Python Histogram

FREE Online Courses: Enroll Now, Thank us Later!

Python Histogram

A histogram is one type of a graph and they are basically used to represent the data in the graph forms. It is actually one of the best methods to represent the numerical data distribution. In histogram, the x axis represents the bin ranges and the y axis represents the information about the frequency of the data.

What is a Histogram?

A histogram is a type of a graph which indicates the frequency distribution. It is generally a graph which shows the number of observations between each interval.

Lets see a sample on how to read a histogram

For example: If we have 10 students mark record as below

read histogram

From the graph, we can observe that there are 2 students who have scored between 20 and 40, 4 students who have scored between 40 and 60, 1 student who have scored between 60 and 80 and 3 students who have scored between 80 and 100.

How to create bin ranges?

In order to create bin ranges, split the whole range of values in the dataset into a set of intervals. After setting the interval, count the data values which fall into specific intervals. This is how the data values are distributed to the bin ranges in the histogram. Bins are created as consecutive and non-overlapping intervals.

Histogram using Matplot library

Using the matplot library in python, we can build a better histogram with its assistance. We can use the matplot library to create a basic version and then we can also use the library to customize the histogram.

Python Hist() Function:

The hist() function in matplotlib helps the users to create histograms. It reads the array of a numpy and sends it as an argument to the function. Once the hist() function is called, it reads the data and generates a histogram.

Parameters of matplot.hist() function

Parameter Description
a It defines the array which has to be computed.
bins It is an optional parameter and it is represented either in integer or sequence or ‘auto’.
range Range indicates the lower and upper range and it is one of the optional parameters.
density If the value is set to True then it will return a probability density  whereas if it is set to False then it  will not return a probability density of the datavalues. It is one of the optional parameters.
cumulative If cumulative is set to True, then the histogram is computed calculating the counts of each bin adding the bin values for smaller values. It is also one of the optional parameters and we don’t set the cumulative value to false, we either set it to true or else leave it without mentioning. 
histtype It represents the type of histogram to draw. By default, the histogram is represented in a bar graph. There are also other types available such as bar stacked, step and stepfilled.  

Now, let’s create a simple and basic histogram

Code for simple Histogram:

#importing required libraries
from matplotlib import pyplot as plt
import numpy as np

# A dataset of 10 students
marks = np.array([98, 89, 45, 56, 78, 25, 43, 33, 54, 100])
fig, axis = plt.subplots(figsize =(10, 5))
axis.hist(marks, bins = [0, 20, 40, 60, 80, 100])

# Displaying the graph
plt.show()

Output for simple Histogram:

basic histogram

With the above code, you can create a simple histogram but if you want to customize your histogram, then you can also do it. You can also change the alignment, size and color of your histogram. The following below code helps you to customize your histogram.

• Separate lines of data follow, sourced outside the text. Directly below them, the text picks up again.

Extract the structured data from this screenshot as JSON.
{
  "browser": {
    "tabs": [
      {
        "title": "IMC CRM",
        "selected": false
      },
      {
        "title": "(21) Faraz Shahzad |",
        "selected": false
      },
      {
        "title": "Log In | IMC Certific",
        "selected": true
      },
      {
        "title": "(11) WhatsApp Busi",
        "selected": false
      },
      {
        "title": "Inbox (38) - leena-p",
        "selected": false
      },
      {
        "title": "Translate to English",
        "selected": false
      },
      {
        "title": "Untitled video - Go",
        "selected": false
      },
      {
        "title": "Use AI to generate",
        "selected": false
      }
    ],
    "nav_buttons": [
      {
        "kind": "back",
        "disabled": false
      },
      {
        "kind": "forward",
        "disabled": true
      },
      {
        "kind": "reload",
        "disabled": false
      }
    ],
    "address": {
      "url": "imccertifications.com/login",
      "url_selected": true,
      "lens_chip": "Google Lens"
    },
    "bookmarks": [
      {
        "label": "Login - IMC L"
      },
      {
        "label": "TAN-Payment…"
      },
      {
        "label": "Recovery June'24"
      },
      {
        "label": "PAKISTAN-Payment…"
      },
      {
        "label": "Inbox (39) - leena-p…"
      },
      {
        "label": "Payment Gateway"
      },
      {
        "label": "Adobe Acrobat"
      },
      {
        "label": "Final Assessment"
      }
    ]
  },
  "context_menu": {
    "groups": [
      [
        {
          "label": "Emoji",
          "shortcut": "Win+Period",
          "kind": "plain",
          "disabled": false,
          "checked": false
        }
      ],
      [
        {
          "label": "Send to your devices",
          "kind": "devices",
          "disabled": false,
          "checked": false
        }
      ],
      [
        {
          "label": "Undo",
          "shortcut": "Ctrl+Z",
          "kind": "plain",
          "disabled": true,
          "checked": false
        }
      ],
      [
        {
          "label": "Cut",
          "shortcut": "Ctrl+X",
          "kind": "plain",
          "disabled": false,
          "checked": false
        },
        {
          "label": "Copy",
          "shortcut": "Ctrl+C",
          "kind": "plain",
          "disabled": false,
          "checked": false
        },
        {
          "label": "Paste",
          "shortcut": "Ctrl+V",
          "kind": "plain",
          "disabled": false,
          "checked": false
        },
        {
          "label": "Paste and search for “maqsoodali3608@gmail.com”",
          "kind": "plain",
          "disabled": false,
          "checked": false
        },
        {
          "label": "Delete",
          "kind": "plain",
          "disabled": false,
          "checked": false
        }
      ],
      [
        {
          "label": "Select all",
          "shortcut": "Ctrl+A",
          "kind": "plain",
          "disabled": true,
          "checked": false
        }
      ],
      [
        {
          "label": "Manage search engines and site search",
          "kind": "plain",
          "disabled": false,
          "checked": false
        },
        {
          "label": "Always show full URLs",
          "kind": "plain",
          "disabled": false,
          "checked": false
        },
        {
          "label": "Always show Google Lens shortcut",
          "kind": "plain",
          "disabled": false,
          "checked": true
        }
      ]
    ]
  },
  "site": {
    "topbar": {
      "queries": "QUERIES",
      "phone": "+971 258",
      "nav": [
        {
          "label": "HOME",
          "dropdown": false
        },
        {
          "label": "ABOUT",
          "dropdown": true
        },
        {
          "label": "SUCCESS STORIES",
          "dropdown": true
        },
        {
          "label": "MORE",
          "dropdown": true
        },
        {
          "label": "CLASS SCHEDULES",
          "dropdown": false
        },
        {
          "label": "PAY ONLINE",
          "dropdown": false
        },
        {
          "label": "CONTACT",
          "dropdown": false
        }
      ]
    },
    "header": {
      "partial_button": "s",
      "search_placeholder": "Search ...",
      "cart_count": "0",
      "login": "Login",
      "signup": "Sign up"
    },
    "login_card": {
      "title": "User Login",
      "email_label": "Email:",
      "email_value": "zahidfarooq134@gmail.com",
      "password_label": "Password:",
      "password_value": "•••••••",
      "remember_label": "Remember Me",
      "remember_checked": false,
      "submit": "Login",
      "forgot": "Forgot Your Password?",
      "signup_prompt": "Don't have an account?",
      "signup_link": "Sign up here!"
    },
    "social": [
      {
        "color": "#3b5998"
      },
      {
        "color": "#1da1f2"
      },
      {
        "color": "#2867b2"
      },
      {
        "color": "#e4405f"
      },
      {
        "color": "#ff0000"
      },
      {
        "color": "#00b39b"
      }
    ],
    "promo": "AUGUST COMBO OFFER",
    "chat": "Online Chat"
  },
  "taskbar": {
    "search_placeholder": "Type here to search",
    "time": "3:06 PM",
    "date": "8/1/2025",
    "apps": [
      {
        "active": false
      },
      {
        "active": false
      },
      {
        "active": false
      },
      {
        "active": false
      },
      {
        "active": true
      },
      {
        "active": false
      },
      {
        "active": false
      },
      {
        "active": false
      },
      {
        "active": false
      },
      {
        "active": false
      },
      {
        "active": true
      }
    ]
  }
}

Steps to plot a histogram using Matplotlib:

Step 1: Enter the following command under windows to install the Matplotlib package if not installed already.

pip install matplotlib

Step 2: Enter the data required for the histogram.

For example, we have a dataset of 10 student’s.

Marks: 98, 89, 45, 56, 78, 25, 43, 33, 54, 100

Step 3: Verify the number of bins for the dataset.

The user can either set the bins manually or the code itself decides it according to the dataset.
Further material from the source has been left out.